Se na foz do Rio Amazonas, o encontro das águas fluviais com o Atlântico provoca o fenômeno da pororoca, aqui na orla atlântica soteropolitana o encontro submarino do cinema com a pesca fez pulularem ideias na cabeça da cineasta, que está registrando a forma de viver de três pescadores baianos.
"Entender esse mar à noite foi uma experiência muito bonita", afirma a documentarista, que também foi a alto-mar durante o dia, com outro pescador, Almir Albergaría, e viu quase toda sua equipe sofrer com náuseas e vômitos, enquanto registrava a beleza e a solidão de um pequeno barco pesqueiro longe da costa. E também foi à Ilha de Maré, documentar o trabalho de marisqueiras em uma comunidade.
"Eu fui lá diferentes vezes e o manguezal nunca é o mesmo", conta a cineasta, que começou a rodar o filme com a noção de que queria apresentar a vida de quem trabalha no mar e construir o roteiro ao longo da jornada, com a ajuda dos protagonistas. O filme tem fotografia Gabriel Teixeira, companheiro da diretora.

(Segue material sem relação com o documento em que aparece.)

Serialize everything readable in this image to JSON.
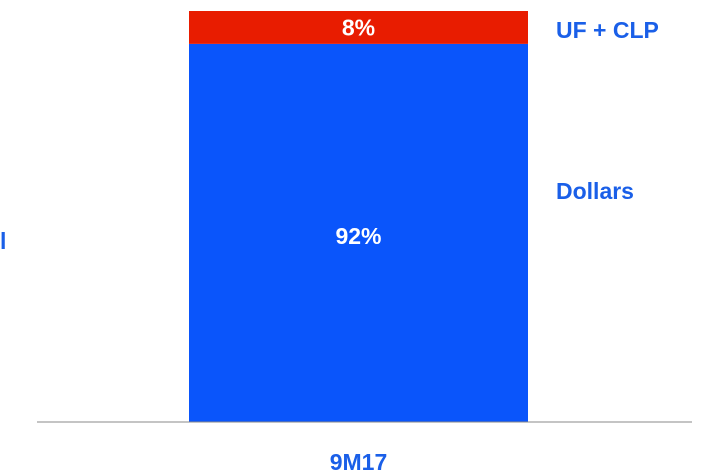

Lara é a idealizadora do Cinema e Sal, projeto de educação comunitária que leva conhecimentos do setor audiovisual a jovens da periferia. E sempre que via os barquinhos de pesca ancorados nas praias da orla atlântica e da Baía de Todos-os-Santos, ao longo dos dez anos de atividade nesse setor, interessava-se em saber mais sobre aquelas pessoas que saem para o mar. "São pessoas que vivem em cidades grandes, como Salvador, mas têm a vida intimamente ligada ao mar", afirma Lara, que em 2018 fez um documentário sobre colônias de pescadores de Itapuã e do Rio Vermelho. O filme foi exibido em um telejornal local.
Uma história maior
Nesse período, a cineasta conheceu dois trabalhadores que anos depois se tornariam protagonistas do seu filme, Ari Pescador e Almir Albergaria. "Gabriel e eu tivemos um sentimento muito forte que não era uma história a ser contada em sete minutos. Seria uma história maior", recorda Lara.

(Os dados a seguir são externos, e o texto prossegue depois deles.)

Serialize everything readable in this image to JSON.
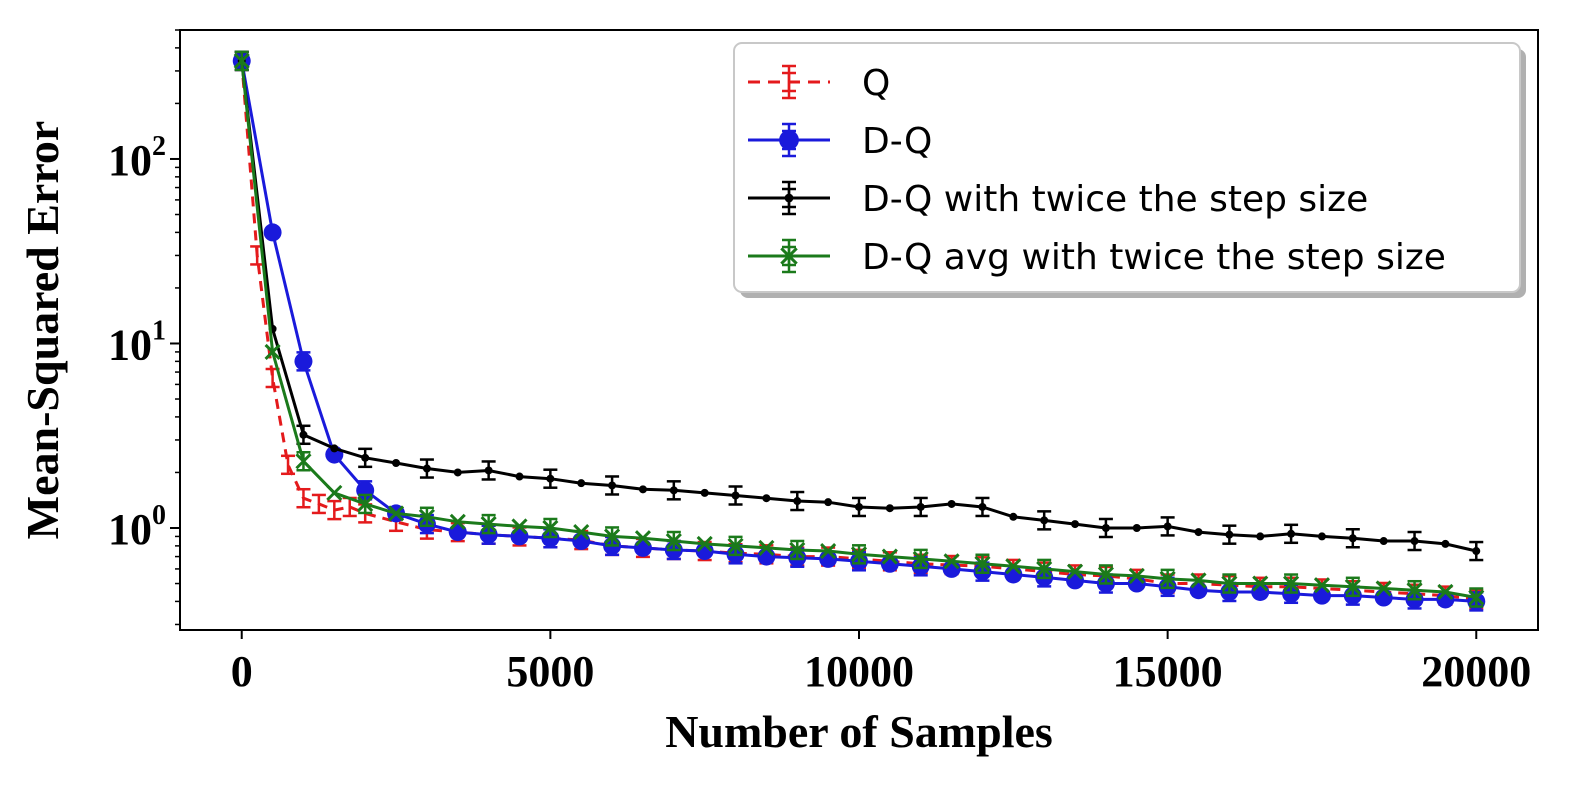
{
  "chart_data": {
    "type": "line",
    "title": "",
    "xlabel": "Number of Samples",
    "ylabel": "Mean-Squared Error",
    "yscale": "log",
    "xlim": [
      -1000,
      21000
    ],
    "ylim": [
      0.28,
      500
    ],
    "xticks": [
      {
        "value": 0,
        "label": "0"
      },
      {
        "value": 5000,
        "label": "5000"
      },
      {
        "value": 10000,
        "label": "10000"
      },
      {
        "value": 15000,
        "label": "15000"
      },
      {
        "value": 20000,
        "label": "20000"
      }
    ],
    "yticks": [
      {
        "value": 1,
        "base": "10",
        "exp": "0"
      },
      {
        "value": 10,
        "base": "10",
        "exp": "1"
      },
      {
        "value": 100,
        "base": "10",
        "exp": "2"
      }
    ],
    "grid": false,
    "legend_position": "top-right",
    "series": [
      {
        "name": "Q",
        "color": "#e41a1c",
        "linestyle": "dashed",
        "marker": "errorbar",
        "x": [
          0,
          250,
          500,
          750,
          1000,
          1250,
          1500,
          1750,
          2000,
          2500,
          3000,
          3500,
          4000,
          4500,
          5000,
          5500,
          6000,
          6500,
          7000,
          7500,
          8000,
          8500,
          9000,
          9500,
          10000,
          10500,
          11000,
          11500,
          12000,
          12500,
          13000,
          13500,
          14000,
          14500,
          15000,
          15500,
          16000,
          16500,
          17000,
          17500,
          18000,
          18500,
          19000,
          19500,
          20000
        ],
        "y": [
          340,
          30,
          6.5,
          2.2,
          1.45,
          1.35,
          1.25,
          1.3,
          1.2,
          1.08,
          0.98,
          0.95,
          0.92,
          0.9,
          0.88,
          0.86,
          0.8,
          0.78,
          0.76,
          0.75,
          0.73,
          0.72,
          0.7,
          0.7,
          0.68,
          0.66,
          0.64,
          0.63,
          0.62,
          0.6,
          0.58,
          0.56,
          0.55,
          0.53,
          0.5,
          0.5,
          0.49,
          0.48,
          0.48,
          0.47,
          0.46,
          0.45,
          0.44,
          0.43,
          0.41
        ]
      },
      {
        "name": "D-Q",
        "color": "#1a1adb",
        "linestyle": "solid",
        "marker": "circle",
        "x": [
          0,
          500,
          1000,
          1500,
          2000,
          2500,
          3000,
          3500,
          4000,
          4500,
          5000,
          5500,
          6000,
          6500,
          7000,
          7500,
          8000,
          8500,
          9000,
          9500,
          10000,
          10500,
          11000,
          11500,
          12000,
          12500,
          13000,
          13500,
          14000,
          14500,
          15000,
          15500,
          16000,
          16500,
          17000,
          17500,
          18000,
          18500,
          19000,
          19500,
          20000
        ],
        "y": [
          340,
          40,
          8,
          2.5,
          1.6,
          1.2,
          1.05,
          0.95,
          0.92,
          0.9,
          0.88,
          0.85,
          0.8,
          0.78,
          0.76,
          0.75,
          0.72,
          0.7,
          0.69,
          0.68,
          0.66,
          0.64,
          0.62,
          0.6,
          0.58,
          0.56,
          0.54,
          0.52,
          0.5,
          0.5,
          0.48,
          0.46,
          0.45,
          0.45,
          0.44,
          0.43,
          0.43,
          0.42,
          0.41,
          0.41,
          0.4
        ]
      },
      {
        "name": "D-Q with twice the step size",
        "color": "#000000",
        "linestyle": "solid",
        "marker": "dot",
        "x": [
          0,
          500,
          1000,
          1500,
          2000,
          2500,
          3000,
          3500,
          4000,
          4500,
          5000,
          5500,
          6000,
          6500,
          7000,
          7500,
          8000,
          8500,
          9000,
          9500,
          10000,
          10500,
          11000,
          11500,
          12000,
          12500,
          13000,
          13500,
          14000,
          14500,
          15000,
          15500,
          16000,
          16500,
          17000,
          17500,
          18000,
          18500,
          19000,
          19500,
          20000
        ],
        "y": [
          340,
          12,
          3.2,
          2.7,
          2.4,
          2.25,
          2.1,
          2.0,
          2.05,
          1.9,
          1.85,
          1.75,
          1.7,
          1.62,
          1.6,
          1.55,
          1.5,
          1.45,
          1.4,
          1.38,
          1.3,
          1.28,
          1.3,
          1.35,
          1.3,
          1.15,
          1.1,
          1.05,
          1.0,
          1.0,
          1.02,
          0.95,
          0.92,
          0.9,
          0.93,
          0.9,
          0.88,
          0.85,
          0.85,
          0.82,
          0.75
        ]
      },
      {
        "name": "D-Q avg with twice the step size",
        "color": "#1b7a1b",
        "linestyle": "solid",
        "marker": "x",
        "x": [
          0,
          500,
          1000,
          1500,
          2000,
          2500,
          3000,
          3500,
          4000,
          4500,
          5000,
          5500,
          6000,
          6500,
          7000,
          7500,
          8000,
          8500,
          9000,
          9500,
          10000,
          10500,
          11000,
          11500,
          12000,
          12500,
          13000,
          13500,
          14000,
          14500,
          15000,
          15500,
          16000,
          16500,
          17000,
          17500,
          18000,
          18500,
          19000,
          19500,
          20000
        ],
        "y": [
          340,
          9,
          2.3,
          1.55,
          1.35,
          1.2,
          1.15,
          1.08,
          1.05,
          1.02,
          1.0,
          0.95,
          0.9,
          0.88,
          0.85,
          0.82,
          0.8,
          0.78,
          0.76,
          0.75,
          0.72,
          0.7,
          0.68,
          0.66,
          0.64,
          0.62,
          0.6,
          0.58,
          0.56,
          0.55,
          0.53,
          0.52,
          0.5,
          0.5,
          0.5,
          0.49,
          0.48,
          0.47,
          0.46,
          0.45,
          0.42
        ]
      }
    ]
  }
}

Os pescadores tornaram-se amigos da cineasta e das conversas surgiu o plano de fazer um filme sobre pessoas que vivem do mar. "A pesca seria um fio condutor, mas a abordagem extrapolaria esse tema", conta a cineasta, que passou uns meses conhecendo melhor os seus personagens e as suas histórias.
Quando foi tomada a decisão de fazer o filme, a produção foi atrás de uma terceira personagem e encontrou a pescadora Marizelha Lopes, conhecida como Nega, líder comunitária em Bananeiras, na Ilha de Maré.

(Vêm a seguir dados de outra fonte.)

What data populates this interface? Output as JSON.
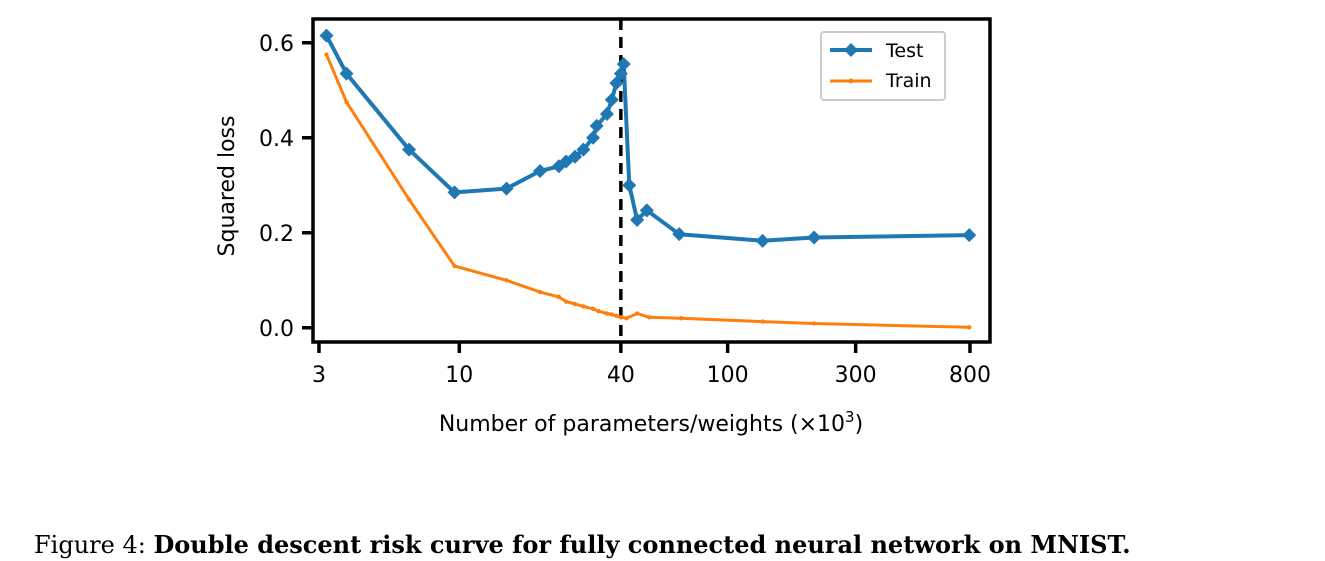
{
  "chart_data": {
    "type": "line",
    "xscale": "log",
    "xlabel": "Number of parameters/weights (×10",
    "xlabel_sup": "3",
    "xlabel_close": ")",
    "ylabel": "Squared loss",
    "xlim": [
      2.85,
      950
    ],
    "ylim": [
      -0.03,
      0.65
    ],
    "x_ticks": [
      3,
      10,
      40,
      100,
      300,
      800
    ],
    "x_tick_labels": [
      "3",
      "10",
      "40",
      "100",
      "300",
      "800"
    ],
    "y_ticks": [
      0.0,
      0.2,
      0.4,
      0.6
    ],
    "y_tick_labels": [
      "0.0",
      "0.2",
      "0.4",
      "0.6"
    ],
    "vline_x": 40,
    "legend_position": "top-right",
    "grid": false,
    "series": [
      {
        "name": "Test",
        "color": "#1f77b4",
        "marker": "diamond",
        "points": [
          [
            3.2,
            0.615
          ],
          [
            3.8,
            0.535
          ],
          [
            6.5,
            0.375
          ],
          [
            9.6,
            0.285
          ],
          [
            15,
            0.293
          ],
          [
            20,
            0.33
          ],
          [
            23.5,
            0.34
          ],
          [
            25,
            0.35
          ],
          [
            27,
            0.36
          ],
          [
            29,
            0.375
          ],
          [
            31.5,
            0.4
          ],
          [
            32.5,
            0.425
          ],
          [
            35.5,
            0.45
          ],
          [
            37,
            0.48
          ],
          [
            38.5,
            0.515
          ],
          [
            40,
            0.535
          ],
          [
            41,
            0.555
          ],
          [
            43,
            0.3
          ],
          [
            46,
            0.227
          ],
          [
            50,
            0.247
          ],
          [
            66,
            0.197
          ],
          [
            135,
            0.183
          ],
          [
            210,
            0.19
          ],
          [
            795,
            0.195
          ]
        ]
      },
      {
        "name": "Train",
        "color": "#ff7f0e",
        "marker": "point",
        "points": [
          [
            3.2,
            0.575
          ],
          [
            3.8,
            0.475
          ],
          [
            6.5,
            0.27
          ],
          [
            9.6,
            0.13
          ],
          [
            15,
            0.1
          ],
          [
            20,
            0.075
          ],
          [
            23.5,
            0.065
          ],
          [
            25,
            0.055
          ],
          [
            27,
            0.05
          ],
          [
            29,
            0.045
          ],
          [
            31.5,
            0.04
          ],
          [
            33,
            0.035
          ],
          [
            35.5,
            0.03
          ],
          [
            37,
            0.028
          ],
          [
            38.5,
            0.025
          ],
          [
            40,
            0.022
          ],
          [
            42,
            0.02
          ],
          [
            46,
            0.03
          ],
          [
            51,
            0.022
          ],
          [
            67,
            0.02
          ],
          [
            135,
            0.013
          ],
          [
            210,
            0.009
          ],
          [
            795,
            0.001
          ]
        ]
      }
    ]
  },
  "caption": {
    "label": "Figure 4: ",
    "text": "Double descent risk curve for fully connected neural network on MNIST."
  }
}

Uma das perguntas que o filme se propôs a fazer é por que em Salvador se compra tanto peixe no mercado, quando a Bahia conta com o maior litoral do país. "Há tanto peixe fresco nas colônias. Isso também nos aproximou durante a pesquisa", conta a cineasta, que passou a comprar regularmente o pescado local. "O interesse pela pesca fez com que passássemos a frequentar as colônias como consumidores", conta Lara.
Havia a decisão de fazer um filme, mas o roteiro não estava pronto. "A gente descobriu juntos esse filme, do que esse filme ia falar", declara a cineasta, que aponta em sua obra uma certa subjetividade na cosmovisão de pessoas que vivem próximas à natureza. "Para Gabriel e para mim, foi muito interessante o processo de aproximação das pessoas que iriam fazer o filme. Por exemplo, eu não sou uma documentarista que quer apenas fazer perguntas, entrar na vida dos outros, sem deixar nada de mim, sem que haja uma troca", afirma Lara.
De certa forma, o filme cobre geograficamente a cidade a partir do litoral. "O bacana é que, dentro dessa comunidade do mar, a gente conseguiu traçar três pontos que margeiam a cidade. O extremo de Itapuã, o Rio Vermelho, no meio, e depois a boca da baía", diz Gabriel, ressaltando o desafio que é retratar a atividade pesqueira, comum a todo o litoral, a partir de locais que têm suas singularidades.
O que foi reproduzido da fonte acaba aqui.